Long-running efforts to create a new airport for London in the Thames Estuary, east of the UK's capital, have continued with the launch of a £100,000 ($155,000) study into the project.
The study, funded by UK-based architects Foster & Partners and infrastructure consultants Halcrow, goes well beyond previous plans for a 150 million passenger a year coastal airport to replace London Heathrow. The study's proposed Thames Hub would group the airport with rail freight links, a tidal energy barrage and a flood protection barrier.
Plans for a new airport off the Thames have been mooted at least since the 1960s and have come to prominence again in recent years due to the backing of London's Mayor Boris Johnson.
Proponents have pointed to the benefits of moving away from space-constrained Heathrow and reducing the noise and pollution of aircraft on approach to London's current main airport as they fly across the city centre.

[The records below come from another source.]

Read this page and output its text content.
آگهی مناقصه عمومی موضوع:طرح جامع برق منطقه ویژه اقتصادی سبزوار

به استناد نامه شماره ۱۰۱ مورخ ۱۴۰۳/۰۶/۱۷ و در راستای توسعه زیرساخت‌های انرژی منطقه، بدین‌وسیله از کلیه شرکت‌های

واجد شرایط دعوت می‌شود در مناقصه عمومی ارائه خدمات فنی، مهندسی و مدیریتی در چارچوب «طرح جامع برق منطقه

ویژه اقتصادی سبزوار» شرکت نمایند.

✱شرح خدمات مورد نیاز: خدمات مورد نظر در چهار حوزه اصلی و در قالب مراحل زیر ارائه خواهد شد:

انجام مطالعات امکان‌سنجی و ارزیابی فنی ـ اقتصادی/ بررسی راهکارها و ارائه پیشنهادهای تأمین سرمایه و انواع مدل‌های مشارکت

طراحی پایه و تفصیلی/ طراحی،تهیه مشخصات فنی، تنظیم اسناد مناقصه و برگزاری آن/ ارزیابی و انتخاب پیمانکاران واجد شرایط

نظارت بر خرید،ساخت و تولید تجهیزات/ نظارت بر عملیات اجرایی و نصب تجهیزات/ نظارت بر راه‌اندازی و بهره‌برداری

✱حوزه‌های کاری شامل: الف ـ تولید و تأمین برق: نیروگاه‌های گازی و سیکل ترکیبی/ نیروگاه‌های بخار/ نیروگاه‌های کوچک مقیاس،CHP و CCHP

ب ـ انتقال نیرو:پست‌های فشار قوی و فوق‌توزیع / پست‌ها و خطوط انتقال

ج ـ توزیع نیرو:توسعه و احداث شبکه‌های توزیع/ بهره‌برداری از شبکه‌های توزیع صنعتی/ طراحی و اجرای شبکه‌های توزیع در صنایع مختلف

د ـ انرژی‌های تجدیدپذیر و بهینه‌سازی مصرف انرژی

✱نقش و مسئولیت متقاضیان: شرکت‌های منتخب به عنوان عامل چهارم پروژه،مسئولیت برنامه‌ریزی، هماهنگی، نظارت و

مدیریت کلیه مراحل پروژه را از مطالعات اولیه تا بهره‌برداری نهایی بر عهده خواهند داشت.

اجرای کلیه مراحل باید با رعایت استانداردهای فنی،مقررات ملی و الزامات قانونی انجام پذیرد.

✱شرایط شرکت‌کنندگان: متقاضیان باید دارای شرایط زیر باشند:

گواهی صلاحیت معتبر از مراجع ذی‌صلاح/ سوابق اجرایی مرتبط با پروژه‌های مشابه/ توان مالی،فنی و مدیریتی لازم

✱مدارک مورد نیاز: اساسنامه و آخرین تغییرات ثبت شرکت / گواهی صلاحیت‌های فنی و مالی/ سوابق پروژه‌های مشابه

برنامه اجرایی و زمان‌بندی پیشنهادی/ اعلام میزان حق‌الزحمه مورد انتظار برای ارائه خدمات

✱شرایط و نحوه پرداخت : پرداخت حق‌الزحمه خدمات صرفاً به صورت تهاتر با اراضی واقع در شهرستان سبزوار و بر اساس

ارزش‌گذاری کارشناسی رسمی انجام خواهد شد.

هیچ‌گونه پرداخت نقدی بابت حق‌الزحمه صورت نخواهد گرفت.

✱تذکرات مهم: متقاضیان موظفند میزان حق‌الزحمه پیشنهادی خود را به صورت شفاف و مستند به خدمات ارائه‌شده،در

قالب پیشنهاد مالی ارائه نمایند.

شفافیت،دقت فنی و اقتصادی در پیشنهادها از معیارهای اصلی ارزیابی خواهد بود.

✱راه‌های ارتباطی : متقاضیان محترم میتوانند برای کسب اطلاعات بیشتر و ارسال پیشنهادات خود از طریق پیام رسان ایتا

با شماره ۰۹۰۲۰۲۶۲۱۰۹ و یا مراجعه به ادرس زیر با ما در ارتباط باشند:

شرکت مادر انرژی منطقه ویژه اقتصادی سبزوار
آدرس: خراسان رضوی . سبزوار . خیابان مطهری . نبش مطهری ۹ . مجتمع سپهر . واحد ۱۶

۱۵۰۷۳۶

Opponents have cited the huge cost of not only building an artificial island on which to locate such an airport but also of the high-speed surface transport links that would be required to persuade people to use such a location.
Founder and chairman of Foster & Partners, Lord Foster, claimed that the proposals "are far from future fantasy. They are both essential and down-to-earth". Such an airport would also allow London to compete with expanding airports in Europe and the Middle East, he argued.
The results of the study, which will span a 50-year period out to 2060, are due to be published in September.